C'è un episodio che la lega in particolare al ricordo di suo padre?
"Tantissimi, e altri ne ritrovo. Mi basta riordinare vecchie fotografie per riscoprire incroci di date, luoghi, situazioni e piccole cose che ha fatto. In mezzo alle montagne qualche giorno fa c'era un signore che mi ricordava una serata musicale di 30 anni fa in un club in provincia di Vicenza, mi ha anche mandato le cose".

Oggi possono esserci dei nuovi Facchetti?
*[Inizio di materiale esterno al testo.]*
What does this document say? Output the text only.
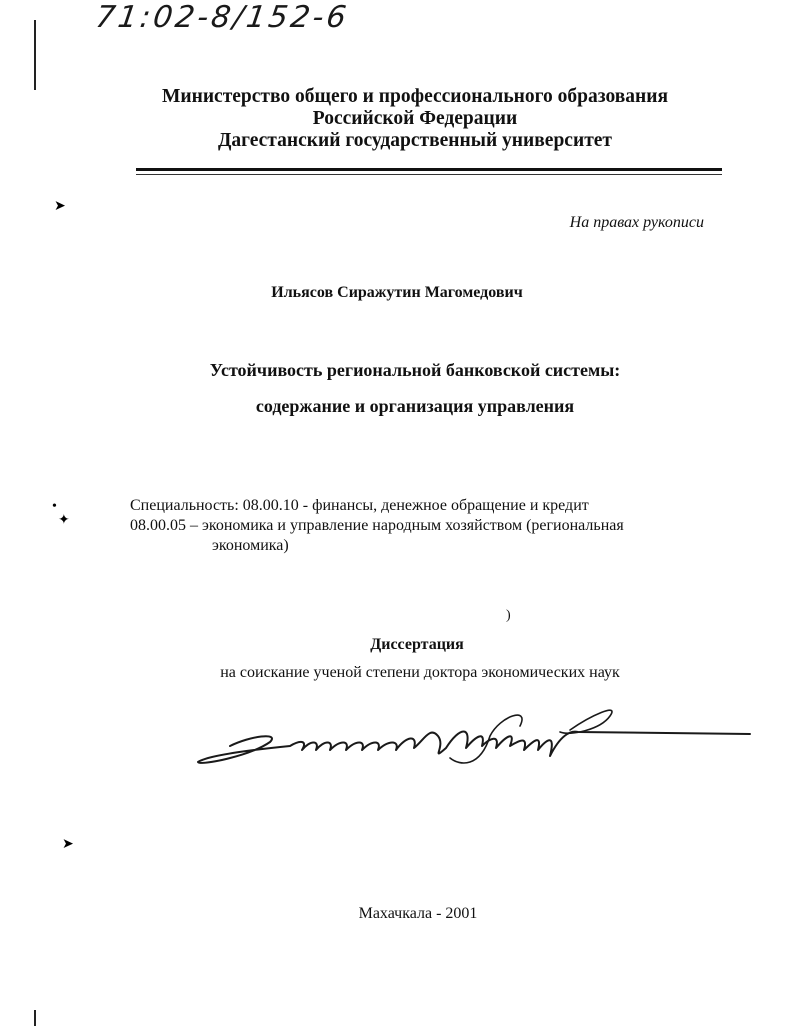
➤
•
✦
➤
71:02-8/152-6
Министерство общего и профессионального образования
Российской Федерации
Дагестанский государственный университет
На правах рукописи
Ильясов Сиражутин Магомедович
Устойчивость региональной банковской системы:
содержание и организация управления
Специальность: 08.00.10 - финансы, денежное обращение и кредит
08.00.05 – экономика и управление народным хозяйством (региональная
экономика)
)
Диссертация
на соискание ученой степени доктора экономических наук
Махачкала - 2001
"Bene coltivare la speranza che ci siano nuove bandiere, nuovi idoli, che magari ci appassioneranno in modo diverso. Figure come quella di Scirea e di mio padre, storie così, sono state figlie di un tempo in cui attorno c'erano aspetti differenti, e le società facevano più fatica a sbarazzarsi di certi giocatori. Se vai a vedere l'intera carriera di mio padre, negli ultimi anni quando magari sono capitate stagioni non buone, c'era chi diceva che c'erano troppi vecchi. Eppure nel '74 aveva 32 anni... Sono percezioni diverse. Con meno enfasi comunicativa c'era più tempo per guadagnarsi i gradi di campione e bandiera, automaticamente anche per perderli. Oggi al primo gol è prima pagina e lauto contratto dopo pochi mesi, ma sbagli una stagione e rischi di dover ricominciare daccapo. La risalita, poi, non è così immediata". 

Un ultimo aneddoto.
"Alla vigilia della prima convocazione in Nazionale papà aveva avuto un piccolo incidente all'uscita di una balera. E lì entravi alle 21 per uscire alle 22,30, non alle 3. Andò fuori strada con la macchina di Bruno Bolchi, che gliel'aveva prestata: si tagliò un labbro e si incrinò le costole. Rischiò la convocazione, ma alla fine toccò a lui. Se questo capitasse a un 20enne verrebbe martirizzato dalla stampa e rischierebbe di passare un bel po' di tempo prima di una nuova. Non c'è da santificare nessuno: mio padre è stato un atleta come tutti, e anche lui da giovane, è incappato in qualche falla. La vita è così: si sbaglia, ma non è giusto che si paghi per ogni minima sciocchezza. Mancano anche le figure che li accompagnino in questo percorso di crescita. Da tifoso dell'Inter mi è rimasta di traverso la storia di Mario Balotelli, che era un talento pazzesco. Mi dispiace che non sia mai riuscito fino in fondo nessuno ad aiutarlo, e ogni tanto penso: chissà, se ci fosse stato Giacinto, cosa sarebbe potuto succedere. Poteva spaccare il mondo eppure è finito ai margini del calcio che conta".